PKC-dependent phosphorylations modify the action of deltamethrin on rat brain N-type (CaV2.2) voltage-sensitive calcium channel

Voltage clamp electrophysiological studies using wild type CaV2.2 and its β3 subunit coexpressed in Xenopus oocytes revealed that deltamethrin increased the rate of activation, prolonged inactivation and reduced peak current. Site-directed mutagenesis of threonine 422 to glutamic acid (T422E, one of five protein kinase C (PKC)-dependent phosphorylation sites) resulted in a channel that acted as if it were permanently phosphorylated. This resulted in an increased probability of opening during depolarization and a reduced inhibition by the βγ subunit of heterotrimeric G-protein. Deltamethrin treatment of T422E CaV2.2 enhanced peak current ∼50% over ethanol-treated controls with an EC50 of 9.8 × 10−11 M.Phosphorylation of wild type CaV2.2 is evoked by the phorbol ester, phorbol 12-myristrate, 13 acetate (PMA), by activating endogenous protein kinase C (PKC) in oocytes. PKC-dependent phosphorylation activated by PMA of wild type CaV2.2 has been previously shown to slow channel deactivation and increased Ca2+ influx and subsequent neurotransmitter release.

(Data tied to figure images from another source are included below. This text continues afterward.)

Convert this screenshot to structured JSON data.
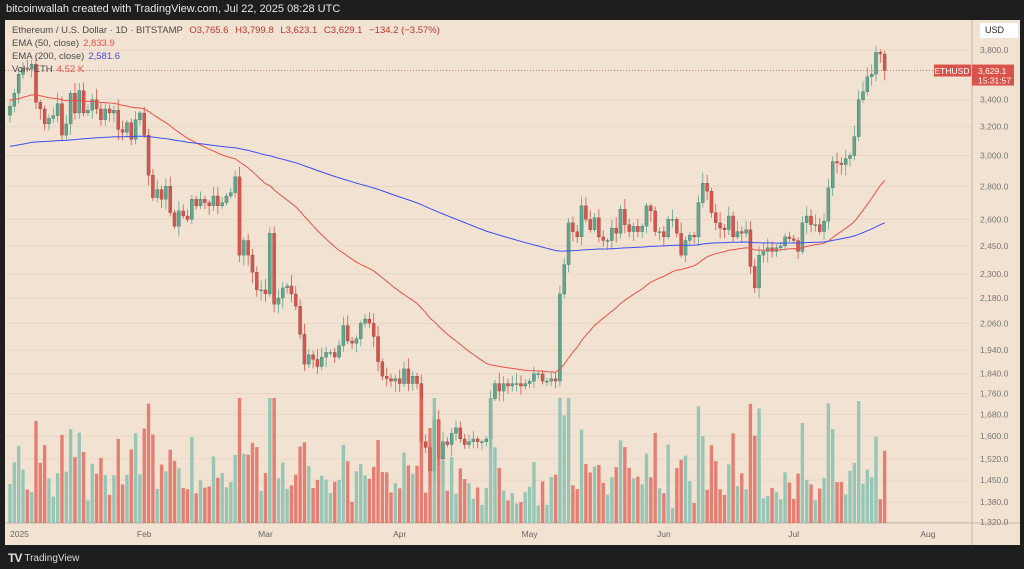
{
  "header": {
    "caption": "bitcoinwallah created with TradingView.com, Jul 22, 2025 08:28 UTC"
  },
  "legend": {
    "symbol": "Ethereum / U.S. Dollar · 1D · BITSTAMP",
    "open": "O3,765.6",
    "high": "H3,799.8",
    "low": "L3,623.1",
    "close": "C3,629.1",
    "change": "−134.2 (−3.57%)",
    "ema50_label": "EMA (50, close)",
    "ema50_value": "2,833.9",
    "ema200_label": "EMA (200, close)",
    "ema200_value": "2,581.6",
    "vol_label": "Vol · ETH",
    "vol_value": "4.52 K"
  },
  "price_axis": {
    "currency": "USD",
    "ticker": "ETHUSD",
    "last_price": "3,629.1",
    "countdown": "15:31:57"
  },
  "footer": {
    "brand": "TradingView"
  },
  "colors": {
    "up": "#7fbfb0",
    "down": "#e0675c",
    "ema50": "#e8534a",
    "ema200": "#3d4ef0",
    "background": "#f2e2d2"
  },
  "chart_data": {
    "type": "candlestick",
    "title": "Ethereum / U.S. Dollar · 1D · BITSTAMP",
    "scale": "log",
    "ylim": [
      1300,
      3900
    ],
    "yticks": [
      3800,
      3400,
      3200,
      3000,
      2800,
      2600,
      2450,
      2300,
      2180,
      2060,
      1940,
      1840,
      1760,
      1680,
      1600,
      1520,
      1450,
      1380,
      1320
    ],
    "ytick_labels": [
      "3,800.0",
      "3,400.0",
      "3,200.0",
      "3,000.0",
      "2,800.0",
      "2,600.0",
      "2,450.0",
      "2,300.0",
      "2,180.0",
      "2,060.0",
      "1,940.0",
      "1,840.0",
      "1,760.0",
      "1,680.0",
      "1,600.0",
      "1,520.0",
      "1,450.0",
      "1,380.0",
      "1,320.0"
    ],
    "xticks": [
      {
        "label": "2025",
        "day": 0
      },
      {
        "label": "Feb",
        "day": 31
      },
      {
        "label": "Mar",
        "day": 59
      },
      {
        "label": "Apr",
        "day": 90
      },
      {
        "label": "May",
        "day": 120
      },
      {
        "label": "Jun",
        "day": 151
      },
      {
        "label": "Jul",
        "day": 181
      },
      {
        "label": "Aug",
        "day": 212
      }
    ],
    "start_date": "2025-01-01",
    "closes": [
      3350,
      3450,
      3600,
      3650,
      3640,
      3680,
      3380,
      3330,
      3220,
      3260,
      3280,
      3370,
      3140,
      3220,
      3450,
      3300,
      3470,
      3300,
      3320,
      3400,
      3330,
      3250,
      3330,
      3300,
      3320,
      3180,
      3160,
      3230,
      3110,
      3250,
      3300,
      3140,
      2870,
      2730,
      2780,
      2720,
      2800,
      2640,
      2560,
      2650,
      2620,
      2600,
      2720,
      2680,
      2720,
      2700,
      2680,
      2740,
      2680,
      2700,
      2740,
      2760,
      2860,
      2400,
      2480,
      2400,
      2310,
      2220,
      2220,
      2200,
      2520,
      2150,
      2180,
      2230,
      2240,
      2200,
      2140,
      2010,
      1880,
      1920,
      1900,
      1870,
      1910,
      1930,
      1930,
      1910,
      1960,
      2050,
      1980,
      1970,
      1990,
      2060,
      2080,
      2060,
      2000,
      1890,
      1830,
      1820,
      1810,
      1820,
      1800,
      1860,
      1800,
      1830,
      1800,
      1580,
      1560,
      1480,
      1660,
      1520,
      1580,
      1570,
      1610,
      1630,
      1590,
      1570,
      1580,
      1590,
      1580,
      1580,
      1590,
      1740,
      1800,
      1770,
      1800,
      1790,
      1800,
      1800,
      1790,
      1800,
      1810,
      1840,
      1840,
      1810,
      1810,
      1820,
      1810,
      2200,
      2350,
      2580,
      2530,
      2500,
      2680,
      2600,
      2540,
      2610,
      2500,
      2480,
      2480,
      2550,
      2520,
      2660,
      2570,
      2530,
      2560,
      2530,
      2560,
      2680,
      2650,
      2530,
      2530,
      2500,
      2600,
      2600,
      2520,
      2400,
      2480,
      2510,
      2500,
      2700,
      2820,
      2770,
      2640,
      2580,
      2550,
      2540,
      2620,
      2500,
      2530,
      2520,
      2540,
      2340,
      2230,
      2400,
      2420,
      2440,
      2420,
      2440,
      2450,
      2500,
      2490,
      2480,
      2420,
      2580,
      2620,
      2570,
      2570,
      2530,
      2590,
      2790,
      2960,
      2950,
      2940,
      2980,
      3000,
      3130,
      3400,
      3460,
      3580,
      3600,
      3780,
      3765.6,
      3629.1
    ],
    "series": [
      {
        "name": "EMA (50, close)",
        "last": 2833.9
      },
      {
        "name": "EMA (200, close)",
        "last": 2581.6
      }
    ]
  }
}
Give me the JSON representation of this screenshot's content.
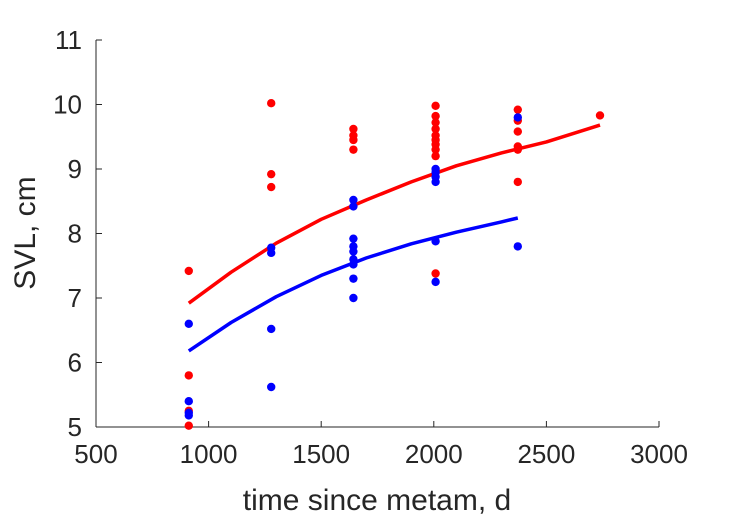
{
  "chart_data": {
    "type": "scatter",
    "title": "",
    "xlabel": "time since metam, d",
    "ylabel": "SVL, cm",
    "xlim": [
      500,
      3000
    ],
    "ylim": [
      5,
      11
    ],
    "xticks": [
      500,
      1000,
      1500,
      2000,
      2500,
      3000
    ],
    "yticks": [
      5,
      6,
      7,
      8,
      9,
      10,
      11
    ],
    "grid": false,
    "legend": "none",
    "series": [
      {
        "color": "#ff0000",
        "points": [
          [
            912,
            7.42
          ],
          [
            912,
            5.8
          ],
          [
            912,
            5.25
          ],
          [
            912,
            5.02
          ],
          [
            1278,
            10.02
          ],
          [
            1278,
            8.92
          ],
          [
            1278,
            8.72
          ],
          [
            1643,
            9.62
          ],
          [
            1643,
            9.52
          ],
          [
            1643,
            9.45
          ],
          [
            1643,
            9.3
          ],
          [
            2008,
            9.98
          ],
          [
            2008,
            9.82
          ],
          [
            2008,
            9.72
          ],
          [
            2008,
            9.62
          ],
          [
            2008,
            9.52
          ],
          [
            2008,
            9.45
          ],
          [
            2008,
            9.38
          ],
          [
            2008,
            9.3
          ],
          [
            2008,
            9.2
          ],
          [
            2008,
            7.38
          ],
          [
            2373,
            9.92
          ],
          [
            2373,
            9.75
          ],
          [
            2373,
            9.58
          ],
          [
            2373,
            9.35
          ],
          [
            2373,
            9.3
          ],
          [
            2373,
            8.8
          ],
          [
            2738,
            9.83
          ]
        ],
        "fit": [
          [
            912,
            6.92
          ],
          [
            1100,
            7.4
          ],
          [
            1300,
            7.85
          ],
          [
            1500,
            8.22
          ],
          [
            1700,
            8.52
          ],
          [
            1900,
            8.8
          ],
          [
            2100,
            9.05
          ],
          [
            2300,
            9.25
          ],
          [
            2500,
            9.42
          ],
          [
            2738,
            9.68
          ]
        ]
      },
      {
        "color": "#0000ff",
        "points": [
          [
            912,
            6.6
          ],
          [
            912,
            5.4
          ],
          [
            912,
            5.22
          ],
          [
            912,
            5.18
          ],
          [
            1278,
            7.78
          ],
          [
            1278,
            7.7
          ],
          [
            1278,
            6.52
          ],
          [
            1278,
            5.62
          ],
          [
            1643,
            8.52
          ],
          [
            1643,
            8.42
          ],
          [
            1643,
            7.92
          ],
          [
            1643,
            7.8
          ],
          [
            1643,
            7.72
          ],
          [
            1643,
            7.6
          ],
          [
            1643,
            7.52
          ],
          [
            1643,
            7.3
          ],
          [
            1643,
            7.0
          ],
          [
            2008,
            9.0
          ],
          [
            2008,
            8.95
          ],
          [
            2008,
            8.88
          ],
          [
            2008,
            8.8
          ],
          [
            2008,
            7.88
          ],
          [
            2008,
            7.25
          ],
          [
            2373,
            9.8
          ],
          [
            2373,
            7.8
          ]
        ],
        "fit": [
          [
            912,
            6.18
          ],
          [
            1100,
            6.62
          ],
          [
            1300,
            7.02
          ],
          [
            1500,
            7.35
          ],
          [
            1700,
            7.62
          ],
          [
            1900,
            7.84
          ],
          [
            2100,
            8.02
          ],
          [
            2300,
            8.18
          ],
          [
            2373,
            8.24
          ]
        ]
      }
    ]
  }
}
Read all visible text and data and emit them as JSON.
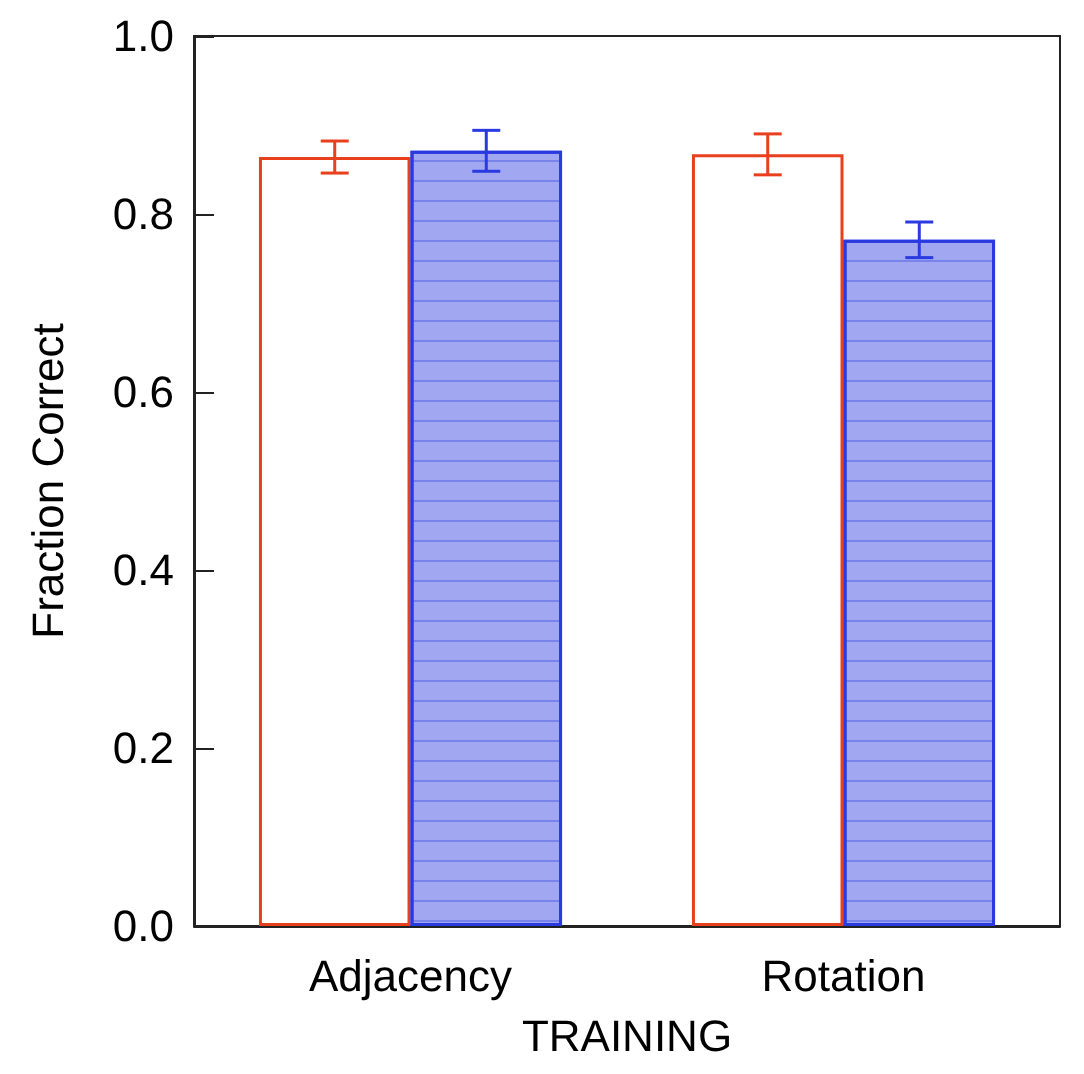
{
  "chart_data": {
    "type": "bar",
    "xlabel": "TRAINING",
    "ylabel": "Fraction Correct",
    "categories": [
      "Adjacency",
      "Rotation"
    ],
    "series": [
      {
        "color": "#e8401c",
        "values": [
          0.864,
          0.867
        ],
        "errors": [
          0.018,
          0.023
        ]
      },
      {
        "color": "#2a3ae0",
        "values": [
          0.871,
          0.771
        ],
        "errors": [
          0.023,
          0.02
        ]
      }
    ],
    "ylim": [
      0,
      1
    ],
    "yticks": [
      {
        "value": 0,
        "label": "0.0"
      },
      0.2,
      0.4,
      0.6,
      0.8,
      {
        "value": 1,
        "label": "1.0"
      }
    ],
    "grid": false
  }
}
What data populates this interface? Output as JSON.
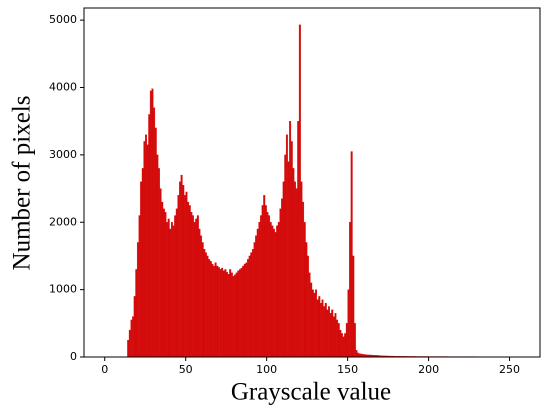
{
  "chart_data": {
    "type": "histogram",
    "x_label": "Grayscale value",
    "y_label": "Number of pixels",
    "color": "#d40b0b",
    "bins": [
      0,
      1,
      2,
      3,
      4,
      5,
      6,
      7,
      8,
      9,
      10,
      11,
      12,
      13,
      14,
      15,
      16,
      17,
      18,
      19,
      20,
      21,
      22,
      23,
      24,
      25,
      26,
      27,
      28,
      29,
      30,
      31,
      32,
      33,
      34,
      35,
      36,
      37,
      38,
      39,
      40,
      41,
      42,
      43,
      44,
      45,
      46,
      47,
      48,
      49,
      50,
      51,
      52,
      53,
      54,
      55,
      56,
      57,
      58,
      59,
      60,
      61,
      62,
      63,
      64,
      65,
      66,
      67,
      68,
      69,
      70,
      71,
      72,
      73,
      74,
      75,
      76,
      77,
      78,
      79,
      80,
      81,
      82,
      83,
      84,
      85,
      86,
      87,
      88,
      89,
      90,
      91,
      92,
      93,
      94,
      95,
      96,
      97,
      98,
      99,
      100,
      101,
      102,
      103,
      104,
      105,
      106,
      107,
      108,
      109,
      110,
      111,
      112,
      113,
      114,
      115,
      116,
      117,
      118,
      119,
      120,
      121,
      122,
      123,
      124,
      125,
      126,
      127,
      128,
      129,
      130,
      131,
      132,
      133,
      134,
      135,
      136,
      137,
      138,
      139,
      140,
      141,
      142,
      143,
      144,
      145,
      146,
      147,
      148,
      149,
      150,
      151,
      152,
      153,
      154,
      155,
      156,
      157,
      158,
      159,
      160,
      161,
      162,
      163,
      164,
      165,
      166,
      167,
      168,
      169,
      170,
      171,
      172,
      173,
      174,
      175,
      176,
      177,
      178,
      179,
      180,
      181,
      182,
      183,
      184,
      185,
      186,
      187,
      188,
      189,
      190,
      191,
      192,
      193,
      194,
      195,
      196,
      197,
      198,
      199,
      200,
      201,
      202,
      203,
      204,
      205,
      206,
      207,
      208,
      209,
      210,
      211,
      212,
      213,
      214,
      215,
      216,
      217,
      218,
      219,
      220,
      221,
      222,
      223,
      224,
      225,
      226,
      227,
      228,
      229,
      230,
      231,
      232,
      233,
      234,
      235,
      236,
      237,
      238,
      239,
      240,
      241,
      242,
      243,
      244,
      245,
      246,
      247,
      248,
      249,
      250,
      251,
      252,
      253,
      254,
      255,
      256
    ],
    "values": [
      0,
      0,
      0,
      0,
      0,
      0,
      0,
      0,
      0,
      0,
      0,
      0,
      0,
      0,
      250,
      400,
      550,
      600,
      900,
      1300,
      1700,
      2100,
      2600,
      2800,
      3200,
      3300,
      3150,
      3600,
      3950,
      3980,
      3700,
      3400,
      3000,
      2800,
      2500,
      2300,
      2200,
      2150,
      2000,
      2050,
      1900,
      2000,
      1950,
      2100,
      2200,
      2400,
      2600,
      2700,
      2550,
      2400,
      2450,
      2300,
      2250,
      2150,
      2100,
      2000,
      2050,
      2100,
      1900,
      1800,
      1700,
      1600,
      1550,
      1500,
      1450,
      1420,
      1380,
      1350,
      1400,
      1350,
      1330,
      1300,
      1320,
      1280,
      1300,
      1260,
      1230,
      1300,
      1250,
      1200,
      1220,
      1250,
      1280,
      1300,
      1320,
      1350,
      1380,
      1400,
      1450,
      1500,
      1550,
      1600,
      1700,
      1800,
      1900,
      2000,
      2100,
      2250,
      2400,
      2250,
      2150,
      2100,
      2000,
      1950,
      1900,
      1850,
      1950,
      2000,
      2200,
      2350,
      2600,
      3000,
      3300,
      2900,
      3500,
      3200,
      2800,
      2600,
      2500,
      3500,
      4930,
      2600,
      2300,
      2000,
      1700,
      1500,
      1250,
      1100,
      1000,
      950,
      1000,
      850,
      900,
      800,
      850,
      750,
      800,
      700,
      750,
      650,
      700,
      600,
      650,
      550,
      500,
      400,
      350,
      300,
      350,
      500,
      1000,
      2000,
      3050,
      1500,
      500,
      100,
      60,
      50,
      45,
      40,
      38,
      35,
      33,
      30,
      30,
      28,
      26,
      25,
      24,
      22,
      20,
      18,
      17,
      16,
      16,
      15,
      14,
      14,
      13,
      12,
      12,
      11,
      11,
      10,
      10,
      10,
      9,
      9,
      9,
      9,
      9,
      9,
      8,
      8,
      8,
      8,
      8,
      8,
      8,
      8,
      7,
      7,
      7,
      7,
      7,
      7,
      7,
      7,
      7,
      7,
      7,
      7,
      6,
      6,
      6,
      6,
      6,
      6,
      6,
      6,
      6,
      6,
      6,
      6,
      6,
      6,
      6,
      6,
      6,
      6,
      5,
      5,
      5,
      5,
      5,
      5,
      5,
      5,
      5,
      5,
      5,
      5,
      5,
      5,
      5,
      5,
      5,
      5,
      5,
      5,
      4,
      4,
      4,
      4,
      4,
      4
    ],
    "xlim": [
      -12.8,
      268.8
    ],
    "xticks": [
      0,
      50,
      100,
      150,
      200,
      250
    ],
    "ylim": [
      0,
      5180
    ],
    "yticks": [
      0,
      1000,
      2000,
      3000,
      4000,
      5000
    ]
  }
}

Following PMA-activated phosphorylation, deltamethrin significantly increased peak current and slowed deactivation of the phosphorylated channel, which would be consistent with slower channel closure, greater Ca2+ influx and enhanced neurotransmitter release seen in vivo. Deltamethrin treatment in the absence of PMA-activated phosphorylation resulted in no effect on the deactivation kinetics of unphosphorylated CaV2.2 or the T422E mutant. Thus, CaV2.2 is modified by deltamethrin but the resulting perturbations are dependent upon its PKC-dependent phosphorylation state.